I don't understand how there is supposedly any hostility on display there.


https://stackoverflow.com/questions/79530539/how-is-an-ssh-c...

Question: How is an SSH certificate added using the SSH agent protocol?

> Closed. This question is seeking recommendations for software libraries, tutorials, tools, books, or other off-site resources


> The community is reviewing whether to reopen this question as of 36 mins ago.

Asking where in the documentation is something is always tricky, specially because it usually means "I didn't read the documentation clearly". Also...

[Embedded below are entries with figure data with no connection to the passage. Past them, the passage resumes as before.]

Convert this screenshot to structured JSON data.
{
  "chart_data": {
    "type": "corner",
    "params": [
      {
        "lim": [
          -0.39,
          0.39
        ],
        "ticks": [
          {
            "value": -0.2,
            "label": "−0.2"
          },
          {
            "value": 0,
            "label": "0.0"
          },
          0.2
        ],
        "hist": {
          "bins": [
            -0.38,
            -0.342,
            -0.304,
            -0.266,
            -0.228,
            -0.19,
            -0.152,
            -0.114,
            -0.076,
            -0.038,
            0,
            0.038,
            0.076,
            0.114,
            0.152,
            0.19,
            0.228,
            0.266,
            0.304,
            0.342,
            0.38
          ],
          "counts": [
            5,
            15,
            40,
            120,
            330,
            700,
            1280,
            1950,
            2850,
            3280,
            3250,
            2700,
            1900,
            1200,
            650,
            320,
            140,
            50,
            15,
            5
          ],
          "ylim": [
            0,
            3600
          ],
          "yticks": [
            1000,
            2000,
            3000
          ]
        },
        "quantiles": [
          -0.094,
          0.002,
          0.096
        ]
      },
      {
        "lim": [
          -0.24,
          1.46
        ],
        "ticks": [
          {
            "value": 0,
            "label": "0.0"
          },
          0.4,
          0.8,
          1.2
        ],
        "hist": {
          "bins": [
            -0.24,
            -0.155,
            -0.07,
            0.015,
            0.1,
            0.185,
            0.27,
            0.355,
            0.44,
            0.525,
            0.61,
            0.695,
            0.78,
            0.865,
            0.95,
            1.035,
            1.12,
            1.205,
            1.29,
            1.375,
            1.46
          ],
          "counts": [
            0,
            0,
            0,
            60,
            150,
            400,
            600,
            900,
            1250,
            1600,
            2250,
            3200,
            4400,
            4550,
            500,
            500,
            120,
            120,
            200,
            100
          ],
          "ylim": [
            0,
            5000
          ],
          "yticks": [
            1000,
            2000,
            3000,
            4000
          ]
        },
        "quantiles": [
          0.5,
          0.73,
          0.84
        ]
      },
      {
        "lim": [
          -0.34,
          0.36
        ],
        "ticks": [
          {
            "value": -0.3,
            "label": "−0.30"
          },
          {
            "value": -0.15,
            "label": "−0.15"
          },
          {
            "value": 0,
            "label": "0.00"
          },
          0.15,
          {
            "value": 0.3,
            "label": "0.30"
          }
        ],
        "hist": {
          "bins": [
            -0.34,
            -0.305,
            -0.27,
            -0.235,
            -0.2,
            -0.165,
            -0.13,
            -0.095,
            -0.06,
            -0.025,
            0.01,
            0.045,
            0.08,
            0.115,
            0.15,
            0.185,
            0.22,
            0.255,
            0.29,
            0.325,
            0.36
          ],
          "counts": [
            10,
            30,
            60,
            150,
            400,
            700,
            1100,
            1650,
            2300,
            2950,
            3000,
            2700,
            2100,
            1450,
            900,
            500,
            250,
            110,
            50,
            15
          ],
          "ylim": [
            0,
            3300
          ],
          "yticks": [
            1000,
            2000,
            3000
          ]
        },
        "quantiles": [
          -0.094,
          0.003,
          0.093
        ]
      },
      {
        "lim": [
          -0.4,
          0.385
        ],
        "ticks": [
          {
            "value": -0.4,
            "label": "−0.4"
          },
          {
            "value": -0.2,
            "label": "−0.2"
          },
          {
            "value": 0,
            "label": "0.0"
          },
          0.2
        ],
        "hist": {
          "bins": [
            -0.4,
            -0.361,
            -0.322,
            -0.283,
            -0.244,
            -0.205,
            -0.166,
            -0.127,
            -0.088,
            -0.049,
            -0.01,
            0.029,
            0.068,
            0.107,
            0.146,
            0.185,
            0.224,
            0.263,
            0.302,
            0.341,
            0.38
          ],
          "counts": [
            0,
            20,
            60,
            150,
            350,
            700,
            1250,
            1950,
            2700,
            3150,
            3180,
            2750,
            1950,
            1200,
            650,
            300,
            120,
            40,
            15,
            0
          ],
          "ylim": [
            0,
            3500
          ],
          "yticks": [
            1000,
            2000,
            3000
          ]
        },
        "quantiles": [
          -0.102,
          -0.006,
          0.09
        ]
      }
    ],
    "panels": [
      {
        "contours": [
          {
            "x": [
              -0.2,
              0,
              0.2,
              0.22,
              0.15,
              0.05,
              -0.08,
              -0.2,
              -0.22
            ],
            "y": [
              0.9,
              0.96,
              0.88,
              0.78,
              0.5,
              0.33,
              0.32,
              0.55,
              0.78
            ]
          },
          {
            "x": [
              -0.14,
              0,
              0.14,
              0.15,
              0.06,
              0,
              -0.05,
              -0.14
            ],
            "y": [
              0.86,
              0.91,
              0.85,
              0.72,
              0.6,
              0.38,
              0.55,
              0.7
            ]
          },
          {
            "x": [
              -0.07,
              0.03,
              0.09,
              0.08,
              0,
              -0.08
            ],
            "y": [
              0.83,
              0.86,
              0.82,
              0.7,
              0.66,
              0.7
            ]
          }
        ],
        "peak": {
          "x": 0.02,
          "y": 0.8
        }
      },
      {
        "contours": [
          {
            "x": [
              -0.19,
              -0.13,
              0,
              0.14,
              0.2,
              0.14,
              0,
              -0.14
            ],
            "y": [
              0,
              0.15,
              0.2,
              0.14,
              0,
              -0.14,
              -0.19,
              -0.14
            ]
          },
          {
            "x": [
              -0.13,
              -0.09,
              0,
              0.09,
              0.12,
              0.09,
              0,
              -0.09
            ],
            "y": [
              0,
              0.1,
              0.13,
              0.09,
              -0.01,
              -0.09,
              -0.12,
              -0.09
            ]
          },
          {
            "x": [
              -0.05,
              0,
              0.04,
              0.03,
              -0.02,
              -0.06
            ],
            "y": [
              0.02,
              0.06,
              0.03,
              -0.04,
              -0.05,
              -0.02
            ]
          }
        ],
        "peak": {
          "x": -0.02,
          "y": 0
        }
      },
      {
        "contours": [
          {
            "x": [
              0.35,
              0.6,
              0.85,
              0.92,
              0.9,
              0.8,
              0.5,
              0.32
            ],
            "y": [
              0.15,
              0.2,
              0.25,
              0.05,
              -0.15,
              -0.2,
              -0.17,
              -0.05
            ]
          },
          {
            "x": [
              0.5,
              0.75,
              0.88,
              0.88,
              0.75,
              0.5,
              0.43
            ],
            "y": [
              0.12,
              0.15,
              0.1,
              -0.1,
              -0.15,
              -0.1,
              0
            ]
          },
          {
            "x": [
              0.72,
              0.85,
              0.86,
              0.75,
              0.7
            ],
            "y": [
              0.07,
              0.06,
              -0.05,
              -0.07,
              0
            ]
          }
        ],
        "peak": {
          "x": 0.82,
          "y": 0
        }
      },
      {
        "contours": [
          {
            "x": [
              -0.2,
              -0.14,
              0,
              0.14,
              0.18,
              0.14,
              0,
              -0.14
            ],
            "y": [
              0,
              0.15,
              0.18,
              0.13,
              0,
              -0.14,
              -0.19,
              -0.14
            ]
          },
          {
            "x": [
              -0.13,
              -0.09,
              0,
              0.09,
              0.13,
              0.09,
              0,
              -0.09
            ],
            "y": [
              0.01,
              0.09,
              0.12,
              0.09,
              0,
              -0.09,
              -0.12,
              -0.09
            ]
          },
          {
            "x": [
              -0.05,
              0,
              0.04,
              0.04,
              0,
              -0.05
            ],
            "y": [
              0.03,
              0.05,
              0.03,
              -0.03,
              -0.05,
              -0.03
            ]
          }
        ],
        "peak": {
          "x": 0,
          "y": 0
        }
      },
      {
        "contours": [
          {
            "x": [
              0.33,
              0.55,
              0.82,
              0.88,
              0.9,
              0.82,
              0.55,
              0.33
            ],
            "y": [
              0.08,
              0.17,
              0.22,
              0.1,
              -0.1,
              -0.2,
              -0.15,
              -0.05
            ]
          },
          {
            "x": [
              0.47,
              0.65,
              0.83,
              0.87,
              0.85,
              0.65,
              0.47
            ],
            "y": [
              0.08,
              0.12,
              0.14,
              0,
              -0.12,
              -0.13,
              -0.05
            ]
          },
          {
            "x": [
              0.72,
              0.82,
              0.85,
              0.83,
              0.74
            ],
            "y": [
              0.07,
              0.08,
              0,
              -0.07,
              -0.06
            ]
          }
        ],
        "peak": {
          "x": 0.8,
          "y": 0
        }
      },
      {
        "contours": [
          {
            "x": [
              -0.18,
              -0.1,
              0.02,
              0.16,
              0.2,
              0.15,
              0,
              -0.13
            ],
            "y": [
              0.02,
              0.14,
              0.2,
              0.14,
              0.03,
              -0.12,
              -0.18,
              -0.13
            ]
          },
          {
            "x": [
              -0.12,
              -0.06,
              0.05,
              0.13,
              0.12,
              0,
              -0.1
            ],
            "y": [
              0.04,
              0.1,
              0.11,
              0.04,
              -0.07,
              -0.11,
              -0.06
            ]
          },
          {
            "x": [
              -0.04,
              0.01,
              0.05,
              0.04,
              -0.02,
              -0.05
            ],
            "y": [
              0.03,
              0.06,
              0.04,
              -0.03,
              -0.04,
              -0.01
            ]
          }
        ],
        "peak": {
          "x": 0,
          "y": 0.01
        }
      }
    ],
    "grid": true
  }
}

You went and deleted the question immediately after it was closed only to undelete it 2 hours ago (as the moment of writing)[0]. After it was closed, you had an opportunity to edit the question to have it looked at again but choose instead to delete it so that nobody will go hunting for that (once deleted, we presume that it was for a good reason). So, yeah, obviously you will be able to show that as example because you didn't give anyone the opportunity to look at it again.

[0]: https://stackoverflow.com/posts/79530539/timeline


> Asking where in the documentation is something is always tricky, specially because it usually means "I didn't read the documentation clearly". Also...

It’s not asking for documentation, it’s quite literally asking how to do something. There are links to documentation to prove that I read all the documentation I could (to preemptively ward off the question getting closed).

Yes, I deleted it because I solved the question myself, no need for it to exist as a closed question. How can I “Edit the question so it can be answered with facts and citations. You can edit the question or post a new one.”? The answer is quite literally facts (the message format) and citations which is what I was hoping to get from someone else answering.

I undeleted it so I could give this example.

> So, yeah, obviously you will be able to show that as example because you didn't give anyone the opportunity to look at it again.

What would looking at it again do? I had no idea it was being voted to close in the first place; I have no way to request a review; and the instructions for what to do to “fix” the questions make absolutely no sense so there’s nothing to change before it gets “looked at again”.

Insanity is doing the same thing over and over again and expecting different results.